Vinland Saga Review: Thorfinn and Friends...? (Minor Spoilers)
By: Gari Chutney
Admist the plethora of isekai and harem anime that came out in Summer 2019, fans were blessed with a viking tale called Vinland Saga. As an avid manga reader, this title was always in my plan to read, among other fantasy type stories such as Berserk, Claymore, Vagabond, Blade of the Immortal, etc. You get the point. Seeing that it was finally get an anime adaptation brought me joy as I felt I was drowning myself in the isekai pool... *side eye to Wise Man's Grandchild*
Anyways, Vinland Saga is a pretty chill watch if you like vikings and Norse mythology. Furthermore, if you are someone who appreciates adventure type shows where the most important thing is watching the main protagonist grow and develop before your eyes in order to achieve their personal goal, this may be your show. Starting as a young child, Thorfinn has only known of a simple life. His father Thors, appears to be the paragon of love and compassion, probably something that would rub people from his former life the wrong way. Through a cowardly maneuver, Thors' past catches up to him and his son Thorfinn witnesses the very thing his father wanted to protect him from.
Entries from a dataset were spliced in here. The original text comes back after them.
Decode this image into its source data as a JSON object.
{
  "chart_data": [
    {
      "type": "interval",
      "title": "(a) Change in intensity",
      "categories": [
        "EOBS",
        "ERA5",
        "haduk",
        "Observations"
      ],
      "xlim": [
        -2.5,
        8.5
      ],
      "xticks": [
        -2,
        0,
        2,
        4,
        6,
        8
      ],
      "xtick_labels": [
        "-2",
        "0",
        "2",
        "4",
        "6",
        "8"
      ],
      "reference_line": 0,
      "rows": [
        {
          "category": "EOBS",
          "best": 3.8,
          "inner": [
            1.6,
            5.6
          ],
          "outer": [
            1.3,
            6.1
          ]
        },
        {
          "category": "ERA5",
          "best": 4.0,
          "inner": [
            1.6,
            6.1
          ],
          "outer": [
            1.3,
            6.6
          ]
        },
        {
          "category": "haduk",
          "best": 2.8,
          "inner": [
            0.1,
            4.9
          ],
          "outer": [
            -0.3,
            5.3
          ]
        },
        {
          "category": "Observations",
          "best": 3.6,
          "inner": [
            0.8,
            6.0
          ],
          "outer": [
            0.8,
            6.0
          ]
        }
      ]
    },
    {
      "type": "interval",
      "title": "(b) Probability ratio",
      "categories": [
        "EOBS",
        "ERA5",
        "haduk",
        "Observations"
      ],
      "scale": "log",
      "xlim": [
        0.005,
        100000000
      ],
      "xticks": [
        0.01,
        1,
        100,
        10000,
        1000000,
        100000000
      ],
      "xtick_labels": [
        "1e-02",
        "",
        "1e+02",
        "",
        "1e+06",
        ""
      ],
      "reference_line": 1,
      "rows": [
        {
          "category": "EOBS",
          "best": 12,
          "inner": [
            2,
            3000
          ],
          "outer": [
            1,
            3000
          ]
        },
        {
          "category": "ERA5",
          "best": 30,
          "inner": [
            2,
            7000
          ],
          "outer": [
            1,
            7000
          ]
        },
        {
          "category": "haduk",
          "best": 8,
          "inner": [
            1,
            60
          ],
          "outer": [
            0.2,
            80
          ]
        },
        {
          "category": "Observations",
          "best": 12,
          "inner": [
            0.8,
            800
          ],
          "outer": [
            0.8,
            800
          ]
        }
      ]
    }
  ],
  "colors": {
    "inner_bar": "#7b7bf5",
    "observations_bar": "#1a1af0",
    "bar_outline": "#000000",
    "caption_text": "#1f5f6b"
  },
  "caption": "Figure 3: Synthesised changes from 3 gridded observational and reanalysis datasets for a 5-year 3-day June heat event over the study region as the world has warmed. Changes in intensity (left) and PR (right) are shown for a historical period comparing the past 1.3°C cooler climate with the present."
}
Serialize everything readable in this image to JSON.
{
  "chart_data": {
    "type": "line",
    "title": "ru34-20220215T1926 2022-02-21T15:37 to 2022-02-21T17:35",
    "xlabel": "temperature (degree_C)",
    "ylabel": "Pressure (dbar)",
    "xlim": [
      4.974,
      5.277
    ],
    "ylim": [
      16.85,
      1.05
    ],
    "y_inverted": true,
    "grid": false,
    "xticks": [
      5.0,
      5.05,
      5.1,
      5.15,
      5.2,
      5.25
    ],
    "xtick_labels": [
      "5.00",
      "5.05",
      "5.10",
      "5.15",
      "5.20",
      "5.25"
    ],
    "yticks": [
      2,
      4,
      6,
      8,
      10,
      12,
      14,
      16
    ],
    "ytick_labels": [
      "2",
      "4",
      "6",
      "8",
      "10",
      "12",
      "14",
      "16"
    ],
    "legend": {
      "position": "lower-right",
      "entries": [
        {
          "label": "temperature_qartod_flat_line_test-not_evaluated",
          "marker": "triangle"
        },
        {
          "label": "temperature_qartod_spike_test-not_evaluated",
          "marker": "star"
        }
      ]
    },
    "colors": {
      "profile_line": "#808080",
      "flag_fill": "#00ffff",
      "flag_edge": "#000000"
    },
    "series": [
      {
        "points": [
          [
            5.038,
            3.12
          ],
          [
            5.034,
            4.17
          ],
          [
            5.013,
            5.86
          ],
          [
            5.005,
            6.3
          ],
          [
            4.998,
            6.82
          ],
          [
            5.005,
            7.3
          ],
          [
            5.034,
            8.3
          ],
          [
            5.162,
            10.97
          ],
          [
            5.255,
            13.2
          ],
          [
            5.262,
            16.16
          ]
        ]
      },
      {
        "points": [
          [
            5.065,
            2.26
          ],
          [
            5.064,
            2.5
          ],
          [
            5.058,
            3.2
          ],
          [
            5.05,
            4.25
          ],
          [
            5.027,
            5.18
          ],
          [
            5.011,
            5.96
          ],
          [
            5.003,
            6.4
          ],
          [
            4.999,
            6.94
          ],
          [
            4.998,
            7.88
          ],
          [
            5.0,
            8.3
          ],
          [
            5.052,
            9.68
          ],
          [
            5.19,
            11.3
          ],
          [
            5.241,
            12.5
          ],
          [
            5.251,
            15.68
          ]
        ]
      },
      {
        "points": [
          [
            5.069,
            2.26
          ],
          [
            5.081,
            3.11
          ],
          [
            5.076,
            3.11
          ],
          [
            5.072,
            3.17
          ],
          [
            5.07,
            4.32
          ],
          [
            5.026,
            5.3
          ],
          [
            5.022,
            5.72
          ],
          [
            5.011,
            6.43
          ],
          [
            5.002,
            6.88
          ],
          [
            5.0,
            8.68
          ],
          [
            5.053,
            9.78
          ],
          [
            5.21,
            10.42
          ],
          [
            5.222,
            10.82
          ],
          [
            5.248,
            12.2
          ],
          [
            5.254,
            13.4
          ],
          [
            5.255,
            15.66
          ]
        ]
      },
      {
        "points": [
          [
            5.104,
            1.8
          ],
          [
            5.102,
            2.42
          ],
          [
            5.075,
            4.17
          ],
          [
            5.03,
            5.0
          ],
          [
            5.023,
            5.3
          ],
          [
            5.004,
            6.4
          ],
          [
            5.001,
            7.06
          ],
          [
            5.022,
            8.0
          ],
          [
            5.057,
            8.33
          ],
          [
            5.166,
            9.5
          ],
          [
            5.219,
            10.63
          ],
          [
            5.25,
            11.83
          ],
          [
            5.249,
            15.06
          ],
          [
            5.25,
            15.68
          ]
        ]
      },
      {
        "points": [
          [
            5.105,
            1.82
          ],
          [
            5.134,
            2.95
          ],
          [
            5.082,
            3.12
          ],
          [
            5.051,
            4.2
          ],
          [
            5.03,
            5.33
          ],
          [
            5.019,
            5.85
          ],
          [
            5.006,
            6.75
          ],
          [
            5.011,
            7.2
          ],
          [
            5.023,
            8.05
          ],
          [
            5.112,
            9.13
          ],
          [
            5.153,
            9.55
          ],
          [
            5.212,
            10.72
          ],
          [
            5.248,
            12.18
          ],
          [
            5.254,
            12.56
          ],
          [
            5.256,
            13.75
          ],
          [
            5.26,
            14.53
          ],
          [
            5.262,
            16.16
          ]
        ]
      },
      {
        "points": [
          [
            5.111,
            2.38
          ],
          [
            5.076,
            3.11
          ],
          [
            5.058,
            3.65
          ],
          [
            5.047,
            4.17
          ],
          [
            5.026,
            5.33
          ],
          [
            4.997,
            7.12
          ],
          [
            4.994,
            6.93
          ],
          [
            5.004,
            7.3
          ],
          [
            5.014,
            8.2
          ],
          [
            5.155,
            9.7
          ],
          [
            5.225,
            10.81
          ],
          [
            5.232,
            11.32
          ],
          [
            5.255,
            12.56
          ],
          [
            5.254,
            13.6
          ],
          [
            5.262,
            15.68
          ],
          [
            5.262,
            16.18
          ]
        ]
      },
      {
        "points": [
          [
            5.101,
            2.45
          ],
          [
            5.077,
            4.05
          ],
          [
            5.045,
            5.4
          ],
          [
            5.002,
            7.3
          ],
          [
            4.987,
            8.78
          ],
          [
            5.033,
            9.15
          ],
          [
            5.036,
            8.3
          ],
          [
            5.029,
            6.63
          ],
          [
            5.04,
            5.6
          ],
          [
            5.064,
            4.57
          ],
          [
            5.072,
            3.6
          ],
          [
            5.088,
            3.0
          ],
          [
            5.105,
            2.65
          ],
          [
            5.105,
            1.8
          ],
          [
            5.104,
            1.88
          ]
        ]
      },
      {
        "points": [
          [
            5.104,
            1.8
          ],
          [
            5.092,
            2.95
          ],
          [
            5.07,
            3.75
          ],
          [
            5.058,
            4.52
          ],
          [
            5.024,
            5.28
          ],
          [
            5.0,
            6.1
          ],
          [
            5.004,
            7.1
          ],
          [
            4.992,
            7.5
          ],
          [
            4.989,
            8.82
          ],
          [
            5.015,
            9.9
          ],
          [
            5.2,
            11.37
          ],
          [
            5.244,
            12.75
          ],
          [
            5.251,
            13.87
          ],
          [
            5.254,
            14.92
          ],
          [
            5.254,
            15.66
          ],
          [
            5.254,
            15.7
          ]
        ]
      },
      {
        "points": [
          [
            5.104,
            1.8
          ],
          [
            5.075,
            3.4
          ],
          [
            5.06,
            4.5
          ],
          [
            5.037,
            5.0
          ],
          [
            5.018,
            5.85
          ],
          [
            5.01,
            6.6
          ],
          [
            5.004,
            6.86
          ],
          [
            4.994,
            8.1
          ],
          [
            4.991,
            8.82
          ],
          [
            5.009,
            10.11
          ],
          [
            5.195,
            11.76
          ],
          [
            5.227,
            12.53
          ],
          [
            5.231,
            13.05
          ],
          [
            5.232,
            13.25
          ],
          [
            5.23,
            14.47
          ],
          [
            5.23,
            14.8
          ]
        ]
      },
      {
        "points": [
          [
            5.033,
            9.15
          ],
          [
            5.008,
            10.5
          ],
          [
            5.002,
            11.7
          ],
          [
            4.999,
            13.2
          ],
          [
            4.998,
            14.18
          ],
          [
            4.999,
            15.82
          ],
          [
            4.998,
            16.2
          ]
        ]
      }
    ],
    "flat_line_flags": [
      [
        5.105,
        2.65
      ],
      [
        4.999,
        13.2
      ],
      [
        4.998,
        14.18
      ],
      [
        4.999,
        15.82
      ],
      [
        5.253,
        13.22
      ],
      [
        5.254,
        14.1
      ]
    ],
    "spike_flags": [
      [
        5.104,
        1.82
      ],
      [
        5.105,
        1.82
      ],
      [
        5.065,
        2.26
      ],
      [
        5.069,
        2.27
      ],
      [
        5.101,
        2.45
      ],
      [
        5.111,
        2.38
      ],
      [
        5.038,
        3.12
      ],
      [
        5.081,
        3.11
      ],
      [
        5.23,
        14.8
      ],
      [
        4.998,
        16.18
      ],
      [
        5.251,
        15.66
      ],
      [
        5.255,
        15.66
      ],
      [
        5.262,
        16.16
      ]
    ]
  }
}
Filled with vengeance, Thorfinn is forced to abandon his childlike innocence and grow up the hard way.
Though this season only covers one major arc in the manga, the anime serves as a great introduction and leaves the audience ready to head to the nearest B&N to purchase the first volume. My few critiques for the anime is that the pacing can be a bit slow at times and rushed at others. Also, regarding character death, I wasn't quite attached to any of the recurring characters that die. There's only a handful of characters that the anime tries to get the audience to invest in, so if they were to die, sadness would be evoked. However, what occurs in the anime is that characters who have relative importance but not enough to make me care, die and to me the scenes following such deaths are drawn out too long. Perhaps those deaths serve to shock the audience instead. I didn't suspect most of them and perhaps because of that, surprise was supposed to be the intended emotion rather than sadness. Either way, both critiques are rather shallow because once you finish the show, there is some pay off.